In haar werk als afpakofficier werkt ze vaak samen met de collega’s binnen het afpakteam. Ook met haar collega’s uit andere disciplines, zoals forensisch accountants, internationaal juridisch adviseurs, civil juridisch adviseurs. Ze verbaast zich dat ze niet vaker betrokken worden: “Juist een andere blik van iemand met andere dan juridische strafrechtelijke expertise kan zo verfrissend zijn.”
De grootste misvatting over haar werk als afpakofficier is dat ze niet meer uitvoerend zou zijn. “Je adviseert veel, maar een aantal zaken doe je ook nog zelf. Of je hebt een takenverdeling met bijvoorbeeld een collega zaaksofficier. Ik schrijf conclusies en requisitoiren in ontnemingszaken mee, of ik doe de getuigenverhoren bij de rechter-commissaris. Ik lees processen-verbaal of fileer dossiers, of een rechter eruit kan halen wat je bedoelt te zeggen. Ik ben een jurist, dus ik test vaak of de rechter kan begrijpen wat de financieel rechercheur of accountant bedoelt met een rapportage.” Esther geniet ervan wanneer ze haar inzet in een latere fase beloond ziet. “Door aan de voorkant van onderzoeken de juiste keuzes maken, kan je er vaak meer uithalen.”
Zo heeft ze in een zaak de officier geadviseerd om de tenlastelegging in de strafzaak te beperken tot 1 feit.
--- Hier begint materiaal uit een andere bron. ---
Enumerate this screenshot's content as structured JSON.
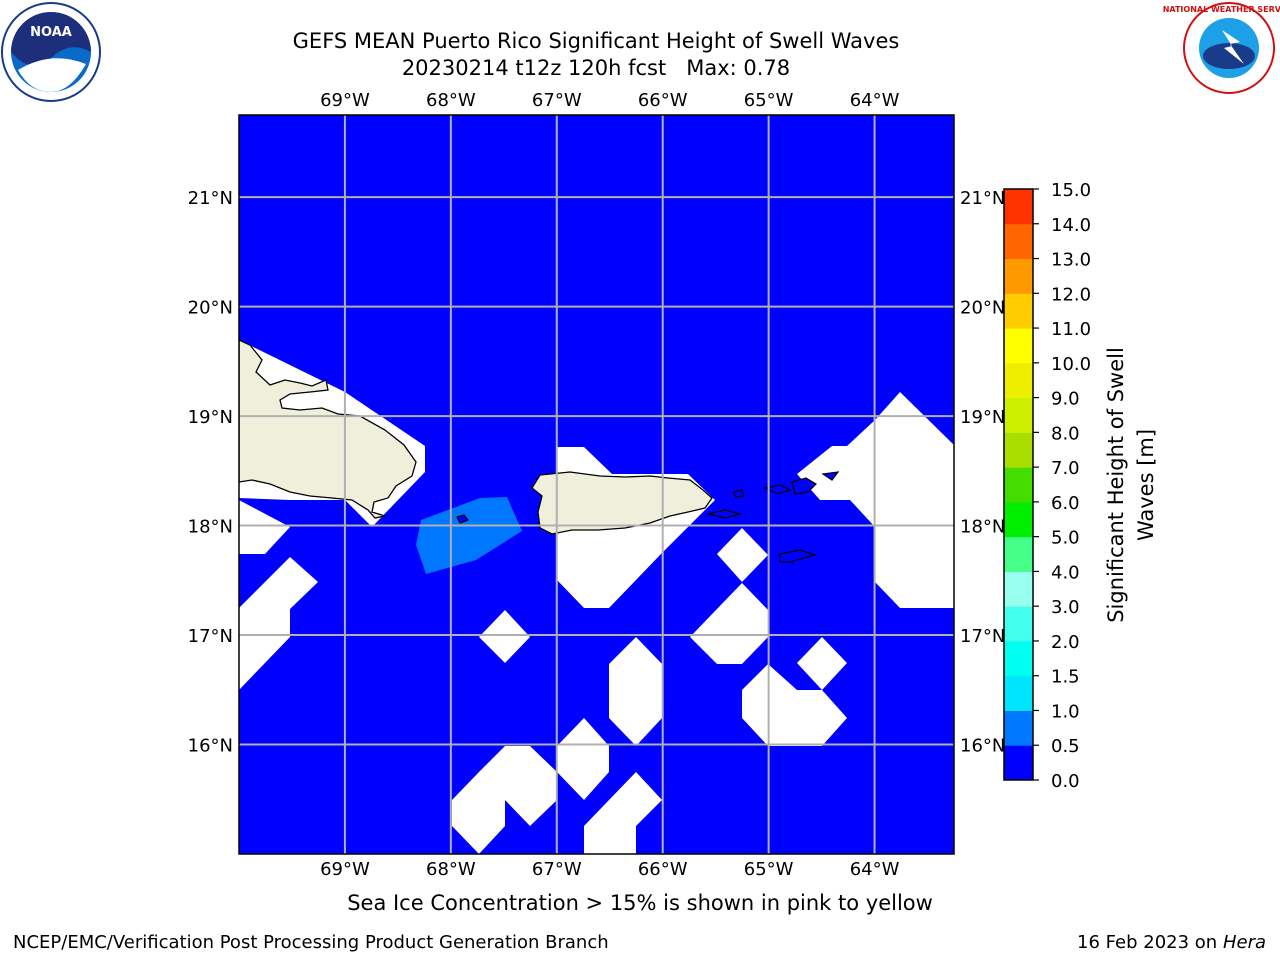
{
  "header": {
    "title_line1": "GEFS MEAN Puerto Rico Significant Height of Swell Waves",
    "title_line2": "20230214 t12z 120h fcst   Max: 0.78"
  },
  "logos": {
    "left": {
      "icon": "noaa-logo",
      "text": "NOAA"
    },
    "right": {
      "icon": "nws-logo",
      "text": "NATIONAL WEATHER SERVICE"
    }
  },
  "colors": {
    "ocean": "#0000ff",
    "swell_05": "#0077ff",
    "land": "#efefdc",
    "missing": "#ffffff",
    "grid": "#b0b0b0"
  },
  "chart_data": {
    "type": "heatmap",
    "map": "Puerto Rico",
    "lon_ticks": [
      "69°W",
      "68°W",
      "67°W",
      "66°W",
      "65°W",
      "64°W"
    ],
    "lat_ticks": [
      "21°N",
      "20°N",
      "19°N",
      "18°N",
      "17°N",
      "16°N"
    ],
    "lon_values": [
      -69,
      -68,
      -67,
      -66,
      -65,
      -64
    ],
    "lat_values": [
      21,
      20,
      19,
      18,
      17,
      16
    ],
    "lon_range": [
      -70.0,
      -63.25
    ],
    "lat_range": [
      15.0,
      21.75
    ],
    "grid": true,
    "max_value": 0.78,
    "colorbar": {
      "label": "Significant Height of Swell Waves [m]",
      "label_line1": "Significant Height of Swell",
      "label_line2": "Waves [m]",
      "ticks": [
        "0.0",
        "0.5",
        "1.0",
        "1.5",
        "2.0",
        "3.0",
        "4.0",
        "5.0",
        "6.0",
        "7.0",
        "8.0",
        "9.0",
        "10.0",
        "11.0",
        "12.0",
        "13.0",
        "14.0",
        "15.0"
      ],
      "colors": [
        "#0000ff",
        "#0077ff",
        "#00e5ff",
        "#00ffee",
        "#44ffee",
        "#99ffee",
        "#44ff88",
        "#00ee00",
        "#44dd00",
        "#aadd00",
        "#ccee00",
        "#eeee00",
        "#ffff00",
        "#ffcc00",
        "#ff9900",
        "#ff6600",
        "#ff3300",
        "#ff0000"
      ]
    }
  },
  "footer": {
    "caption": "Sea Ice Concentration > 15% is shown in pink to yellow",
    "credit": "NCEP/EMC/Verification Post Processing Product Generation Branch",
    "date": "16 Feb 2023 on",
    "machine": "Hera"
  }
}
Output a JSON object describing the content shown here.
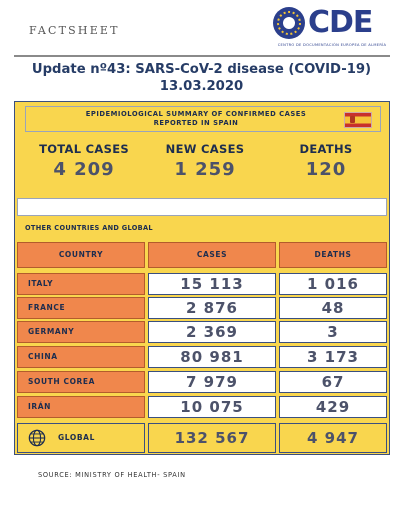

Ze kon toen uit pakken met de ontnemingszaak, want via de ontneming kan je ook niet-tenlastegelegde feiten meenemen bij het opleggen van een ontnemingsmaatregel. “De keuzes die je in een vroeg stadium maakt in een strafzaak zijn vaak bepalend voor wat je later kunt afpakken.” Juist daarom vindt ze het belangrijk dat collega’s haar al in een vroeg stadium betrekken: “Wanneer iemand vlak voor zitting bij me komt, valt er vaak weinig meer te adviseren of te repareren. Het bepalen van een efficiënte afpakstrategie begint bij de start van het onderzoek.”